Plastikten yapılan elmanın gerçek elmaya şekil, görüntü ve hacim olarak %95 oranında benzeyeceğini öngörelim. Oysaki Lab. üretilen Elma gerçeğine bu kadar yakın olmıyacaktır. İşte bu noktada yapaylığı belirleyen koşul o nesneye yönelik temel özelliklerdir. Lab. üretilen yapay elmanın gerçeğinde olduğu gibi tat, çürüme vs. gibi özellikleri olacaktır. Bu özellikler şekil, görüntü ve hacim olarak benzemese bile nesne nin temel özelliklerini barındırdığı için daha yapay bir gerçek olacaktır.
Demekki yapay ile gerçek arasındaki yakınlık bir nevi yapaylığın gerçekliğini gösteriyor. Dahada doğrusu yapayı yapılan nesnenin ne kadar fazla temel özelliği kullanılırsa yapaylığın gerçekliğide okadar artıyor.

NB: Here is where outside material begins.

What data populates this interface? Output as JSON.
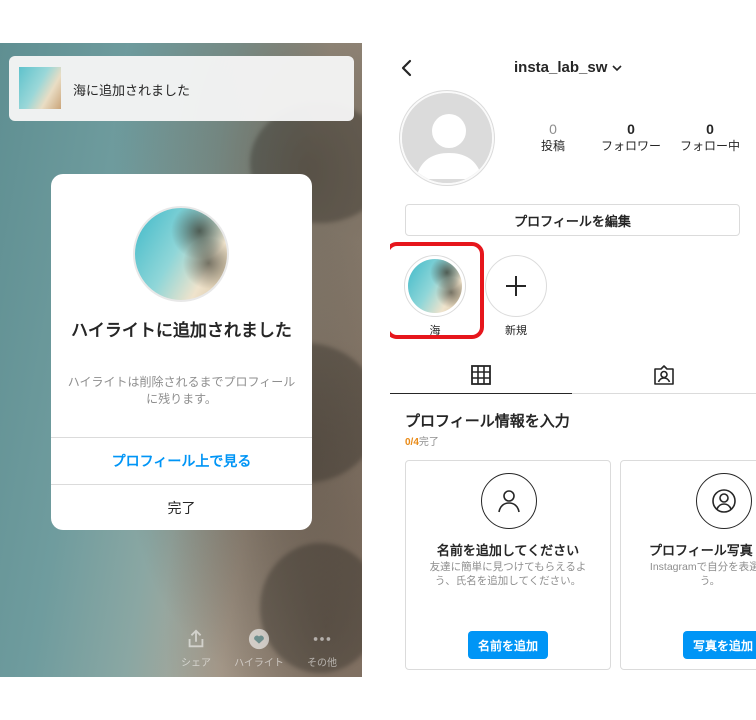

Yapay Zeka Programlama ( Cevap verme, düşünebilme, bağlantı kurma vs. )
Yapay Zeka az önce yapaylığı ele alırken kullandığımız fikirlerden yola çıkılarak düşünüldüğünde, düşünebilen, karar verebilen, kendi başına öğrenebilen ve kendini geliştirebilen temel zeka özelliklerini içermek zorundadır.
Gerçek Zeka yaptığı ve yapacağı her şeyde belirli adreslere gider ve bu adresler arasında bir bağlantı kurar. İşte bu adreslerin en temelinde, nesne isimleri yer almaktadır. Bunları kelimeler olarak adlandıralım. Gerçek Zeka gerekli olan bilgiye her zaman o nesneye ait kelime adı ile ulaşır.
"Sanırım Zeka konusunda bilimsel veya teknik bir bilgi verecek kadar bilgili ve öğretimli biri değilim, ancak bu zeka hakkında mantık yürütmeyeceğim anlamına gelmez."
Tırnak içerisinde yazdığım cümlenin doğruluğundan öte bir özelliği daha var. " Sanırım " kelimesi ile başlayan bir cümle " Değilim " ile devam eden sonra " ancak " ile bitirilen bir cümle. İşte bu Zeka 'nın bize verdiği özelliktir. Bu tür bir cümleyi bir bilgisayar programı ile gerçekleştirmeyi düşünmek bile çok yorucudur.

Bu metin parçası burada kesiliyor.